Le Sénat vote la fin des allocations familiales et des APL pour les étrangers en France depuis moins de 5 ans

La majorité de droite au Sénat a voté mardi cet amendement lors de l’examen du projet de loi Immigration et intégration. En séance, Gérald Darmanin a décidé de ne pas s’opposer à cette disposition, qui doit encore passer l’étape de l’Assemblée.

    C’est un amendement qui est passé un peu inaperçu, mardi soir, alors que le gouvernement, les centristes et les sénateurs LR finalisaient leur accord sur l’article 3 du projet de loi immigration et intégration, ouvrant en grand la voie vers une adoption du texte au sein de la chambre haute.

    Peu de temps après le vote par les sénateurs de la suppression de l’Aide médicale d’État, qu’ils proposent de transformer en Aide médicale d’urgence, la sénatrice LR du Val-d’Oise Jacqueline Eustache-Brinio prend le micro. Elle défend au nom de 39 députés LR un amendement visant à conditionner à cinq années de résidence stable et régulière en France l’ouverture des droits aux prestations sociales non contributives. Si le jargon a de quoi rebuter, la proposition LR vise des dispositifs bien connus des Français, à savoir les allocations familiales, l’Aide personnalisée au logement (APL), le droit opposable au logement ou encore la prestation de compensation du handicap.



    Cette proposition est vue d’un très bon œil par le rapporteur de la commission des lois, Philippe Bonnecarrère, qui défend dans la foulée un amendement identique. « La disposition proposée est conçue comme une disposition anti appel d’air, en décalant de cinq ans le moment à partir duquel la personne entrée sur notre territoire pourra profiter de nos aides, détaille-t-il. Il nous semble qu’en matière de solidarité nationale, il n’est pas scandaleux de fixer un délai de franchise avant que le plein bénéfice des prestations sociales non contributives ne soit acquis. »

    « Vous organisez la pauvreté des enfants »

    Appelé à donner son avis sur cette mesure, Gérald Darmanin se montre ouvert. Depuis le début de l’examen du texte, le ministre de l’Intérieur tient à jouer la carte du compromis avec la majorité sénatoriale. Le ministre relève qu’il existe déjà des décalages dans l’ouverture des droits à certaines prestations, évoquant le cas de Mayotte. En dépit d’une certaine réserve concernant l’allocation adulte handicapé, le ministre de l’Intérieur décide de délivrer un « avis de sagesse » sur ces deux amendements. C’est-à-dire qu’il ne s’y oppose pas.

    Cette prise de parole a déclenché l’ire de parlementaires de gauche. « Il s’agit quand même de décaler les allocations familiales c’est-à-dire les allocations versées pour les enfants, déplore la sénatrice socialiste du Val-de-Marne, Laurence Rossignol. On parle de personnes en situation régulière, qui travaillent, qui paient des cotisations Urssaf. Vous organisez la pauvreté des enfants dans des familles travaillant en France. Soit vous n’êtes pas sérieux soit on touche le fond. »

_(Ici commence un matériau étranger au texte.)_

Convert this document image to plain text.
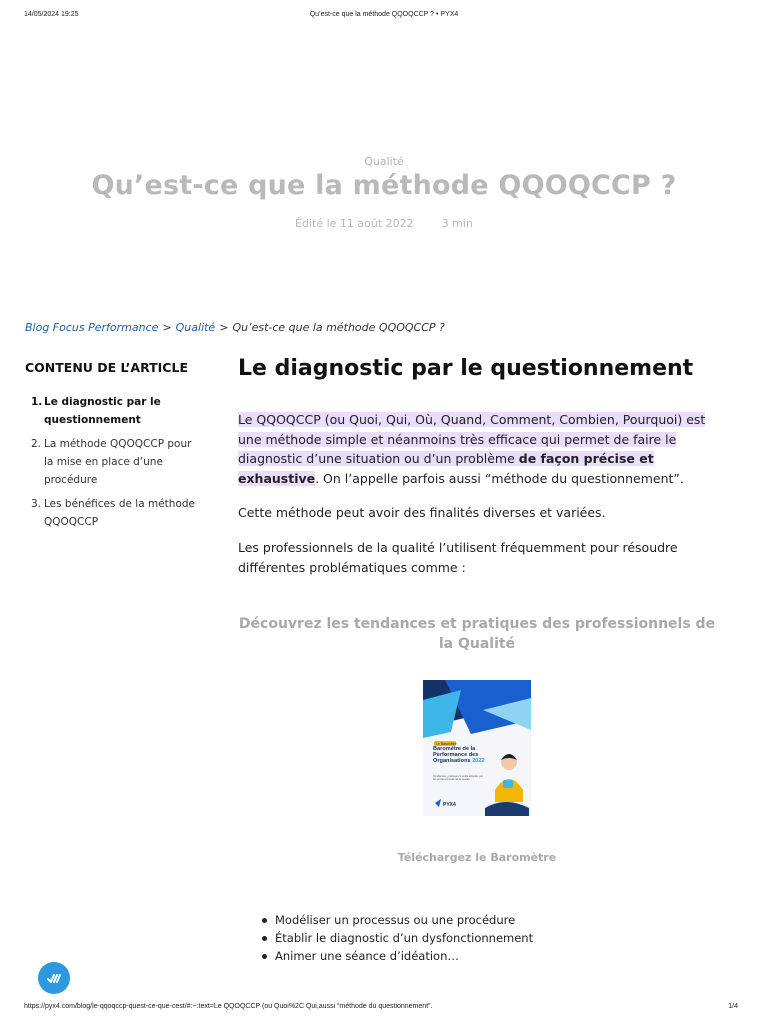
14/05/2024 19:25	Qu’est-ce que la méthode QQOQCCP ? • PYX4
Qualité
Qu’est-ce que la méthode QQOQCCP ?
Édité le 11 août 2022	3 min
Blog Focus Performance > Qualité > Qu’est-ce que la méthode QQOQCCP ?
CONTENU DE L’ARTICLE
1. Le diagnostic par le questionnement
2. La méthode QQOQCCP pour la mise en place d’une procédure
3. Les bénéfices de la méthode QQOQCCP
Le diagnostic par le questionnement
Le QQOQCCP (ou Quoi, Qui, Où, Quand, Comment, Combien, Pourquoi) est une méthode simple et néanmoins très efficace qui permet de faire le diagnostic d’une situation ou d’un problème de façon précise et exhaustive. On l’appelle parfois aussi “méthode du questionnement”.
Cette méthode peut avoir des finalités diverses et variées.
Les professionnels de la qualité l’utilisent fréquemment pour résoudre différentes problématiques comme :
Découvrez les tendances et pratiques des professionnels de la Qualité
Le Baromètre
Baromètre de la Performance des Organisations 2022
Tendances, pratiques & outils adoptés par les professionnels de la qualité
PYX4
Téléchargez le Baromètre
Modéliser un processus ou une procédure
Établir le diagnostic d’un dysfonctionnement
Animer une séance d’idéation…
https://pyx4.com/blog/le-qqoqccp-quest-ce-que-cest/#:~:text=Le QQOQCCP (ou Quoi%2C Qui,aussi “méthode du questionnement”.	1/4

    Face à cette vive opposition, Gérald Darmanin a ensuite rappelé qu’un étranger arrivant en France ne peut pas toucher d’allocations familiales avant au moins six mois. « Après la question est de savoir si, entre six mois et cinq ans, il y a un juste milieu à trouver », a-t-il complété, avant que les deux amendements ne soient adoptés.

    Ce vote ne signifie pas pour autant que la disposition sera maintenue dans sa version finale. Les députés auront encore tout loisir de revenir dessus lorsque le texte arrivera à l’Assemblée. « Le sénat s’est transformé en grande foire à la saucisse de l’inhumanité et de l’indécence », a d’ailleurs déploré mardi sur X (anciennement Twitter) le député communiste de Seine-Saint-Denis Stéphane Peu, tandis que son homologue écologiste Aurélien Taché évoquait « les vents mauvais qui soufflent sur la France ». Le patron des députés LR Olivier Marleix en a lui profité pour questionner la position de Gérald Darmanin sur ces deux amendements : « M. Darmanin au Sénat ne s’est pas opposé. Que fera M. Darmanin à l’Assemblée ? ». Les députés sont déjà prêts à en découdre.